Outro ponto muito discutido no mês de abril foi as questões relativas ao conflito entre Rússia e Ucrânia, que está gerando graves constrangimentos na sociedade internacional, elevando os custos produtivos e aumentando a inflação, principalmente nos alimentos, dos combustíveis, fertilizantes e energias, levando regiões inteiras ao empobrecimento, precarizando as condições sociais e limitando os potenciais econômicos e financeiros das nações.

Tudo isso, contribui para uma animosidade crescente entre os países, levando-os a escolherem lados neste conflito militar, com isso, poucos países refletem sobre a busca crescente pela paz e o fim do conflito militar, cujos custos são elevadíssimos, com milhares de mortos, degradação da infraestrutura e a destruição do futuro de milhões de pessoas.

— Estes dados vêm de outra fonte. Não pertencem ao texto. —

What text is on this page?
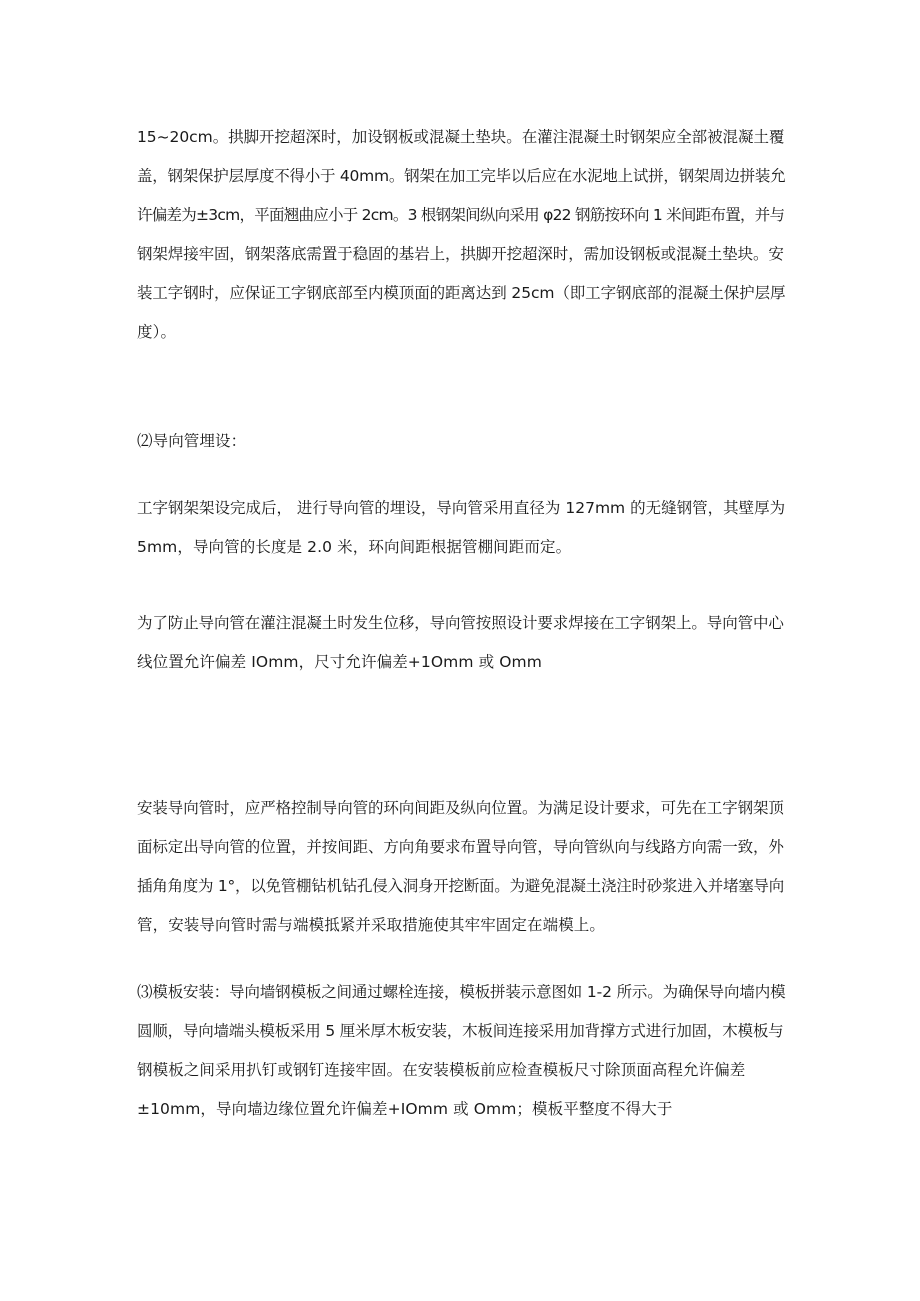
15~20cm。拱脚开挖超深时，加设钢板或混凝土垫块。在灌注混凝土时钢架应全部被混凝土覆
盖，钢架保护层厚度不得小于 40mm。钢架在加工完毕以后应在水泥地上试拼，钢架周边拼装允
许偏差为±3cm，平面翘曲应小于 2cm。3 根钢架间纵向采用 φ22 钢筋按环向 1 米间距布置，并与
钢架焊接牢固，钢架落底需置于稳固的基岩上，拱脚开挖超深时，需加设钢板或混凝土垫块。安
装工字钢时，应保证工字钢底部至内模顶面的距离达到 25cm（即工字钢底部的混凝土保护层厚
度）。
⑵导向管埋设：
工字钢架架设完成后， 进行导向管的埋设，导向管采用直径为 127mm 的无缝钢管，其壁厚为
5mm，导向管的长度是 2.0 米，环向间距根据管棚间距而定。
为了防止导向管在灌注混凝土时发生位移，导向管按照设计要求焊接在工字钢架上。导向管中心
线位置允许偏差 IOmm，尺寸允许偏差+1Omm 或 Omm
安装导向管时，应严格控制导向管的环向间距及纵向位置。为满足设计要求，可先在工字钢架顶
面标定出导向管的位置，并按间距、方向角要求布置导向管，导向管纵向与线路方向需一致，外
插角角度为 1°，以免管棚钻机钻孔侵入洞身开挖断面。为避免混凝土浇注时砂浆进入并堵塞导向
管，安装导向管时需与端模抵紧并采取措施使其牢牢固定在端模上。
⑶模板安装：导向墙钢模板之间通过螺栓连接，模板拼装示意图如 1-2 所示。为确保导向墙内模
圆顺，导向墙端头模板采用 5 厘米厚木板安装，木板间连接采用加背撑方式进行加固，木模板与
钢模板之间采用扒钉或钢钉连接牢固。在安装模板前应检查模板尺寸除顶面高程允许偏差
±10mm，导向墙边缘位置允许偏差+IOmm 或 Omm；模板平整度不得大于
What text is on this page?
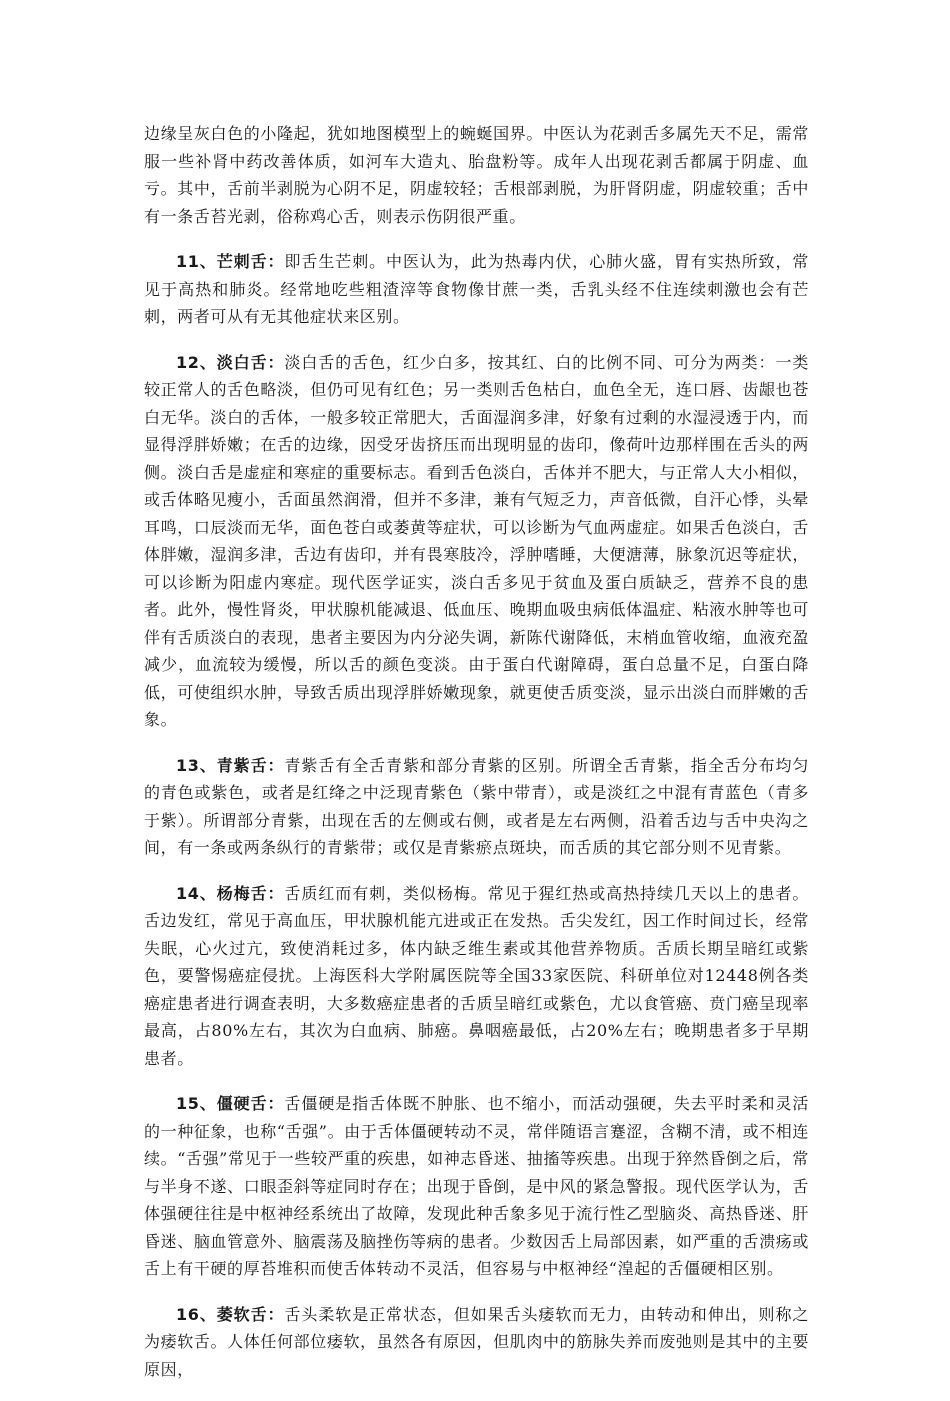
边缘呈灰白色的小隆起，犹如地图模型上的蜿蜒国界。中医认为花剥舌多属先天不足，需常服一些补肾中药改善体质，如河车大造丸、胎盘粉等。成年人出现花剥舌都属于阴虚、血亏。其中，舌前半剥脱为心阴不足，阴虚较轻；舌根部剥脱，为肝肾阴虚，阴虚较重；舌中有一条舌苔光剥，俗称鸡心舌，则表示伤阴很严重。

11、芒刺舌：即舌生芒刺。中医认为，此为热毒内伏，心肺火盛，胃有实热所致，常见于高热和肺炎。经常地吃些粗渣滓等食物像甘蔗一类，舌乳头经不住连续刺激也会有芒刺，两者可从有无其他症状来区别。

12、淡白舌：淡白舌的舌色，红少白多，按其红、白的比例不同、可分为两类：一类较正常人的舌色略淡，但仍可见有红色；另一类则舌色枯白，血色全无，连口唇、齿龈也苍白无华。淡白的舌体，一般多较正常肥大，舌面湿润多津，好象有过剩的水湿浸透于内，而显得浮胖娇嫩；在舌的边缘，因受牙齿挤压而出现明显的齿印，像荷叶边那样围在舌头的两侧。淡白舌是虚症和寒症的重要标志。看到舌色淡白，舌体并不肥大，与正常人大小相似，或舌体略见瘦小，舌面虽然润滑，但并不多津，兼有气短乏力，声音低微，自汗心悸，头晕耳鸣，口辰淡而无华，面色苍白或萎黄等症状，可以诊断为气血两虚症。如果舌色淡白，舌体胖嫩，湿润多津，舌边有齿印，并有畏寒肢冷，浮肿嗜睡，大便溏薄，脉象沉迟等症状，可以诊断为阳虚内寒症。现代医学证实，淡白舌多见于贫血及蛋白质缺乏，营养不良的患者。此外，慢性肾炎，甲状腺机能减退、低血压、晚期血吸虫病低体温症、粘液水肿等也可伴有舌质淡白的表现，患者主要因为内分泌失调，新陈代谢降低，末梢血管收缩，血液充盈减少，血流较为缓慢，所以舌的颜色变淡。由于蛋白代谢障碍，蛋白总量不足，白蛋白降低，可使组织水肿，导致舌质出现浮胖娇嫩现象，就更使舌质变淡，显示出淡白而胖嫩的舌象。

13、青紫舌：青紫舌有全舌青紫和部分青紫的区别。所谓全舌青紫，指全舌分布均匀的青色或紫色，或者是红绛之中泛现青紫色（紫中带青），或是淡红之中混有青蓝色（青多于紫）。所谓部分青紫，出现在舌的左侧或右侧，或者是左右两侧，沿着舌边与舌中央沟之间，有一条或两条纵行的青紫带；或仅是青紫瘀点斑块，而舌质的其它部分则不见青紫。

14、杨梅舌：舌质红而有刺，类似杨梅。常见于猩红热或高热持续几天以上的患者。舌边发红，常见于高血压，甲状腺机能亢进或正在发热。舌尖发红，因工作时间过长，经常失眠，心火过亢，致使消耗过多，体内缺乏维生素或其他营养物质。舌质长期呈暗红或紫色，要警惕癌症侵扰。上海医科大学附属医院等全国33家医院、科研单位对12448例各类癌症患者进行调查表明，大多数癌症患者的舌质呈暗红或紫色，尤以食管癌、贲门癌呈现率最高，占80%左右，其次为白血病、肺癌。鼻咽癌最低，占20%左右；晚期患者多于早期患者。

15、僵硬舌：舌僵硬是指舌体既不肿胀、也不缩小，而活动强硬，失去平时柔和灵活的一种征象，也称“舌强”。由于舌体僵硬转动不灵，常伴随语言蹇涩，含糊不清，或不相连续。“舌强”常见于一些较严重的疾患，如神志昏迷、抽搐等疾患。出现于猝然昏倒之后，常与半身不遂、口眼歪斜等症同时存在；出现于昏倒，是中风的紧急警报。现代医学认为，舌体强硬往往是中枢神经系统出了故障，发现此种舌象多见于流行性乙型脑炎、高热昏迷、肝昏迷、脑血管意外、脑震荡及脑挫伤等病的患者。少数因舌上局部因素，如严重的舌溃疡或舌上有干硬的厚苔堆积而使舌体转动不灵活，但容易与中枢神经“湟起的舌僵硬相区别。

16、萎软舌：舌头柔软是正常状态，但如果舌头痿软而无力，由转动和伸出，则称之为痿软舌。人体任何部位痿软，虽然各有原因，但肌肉中的筋脉失养而废弛则是其中的主要原因，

Destacando ainda, os confrontos gerados pela chamada PL das Fake News, um projeto que gerou graves constrangimentos para a sociedade, uns defendendo uma intervenção mais efetiva sobre as chamadas fake News e outros defendendo uma postura mais superficial, levando várias empresas, grupos políticos e econômicos a se posicionarem, dentre elas o gigante da tecnologia Google e o Telegram, que contribuíram para acirrar os ânimos e seus interesses imediatos.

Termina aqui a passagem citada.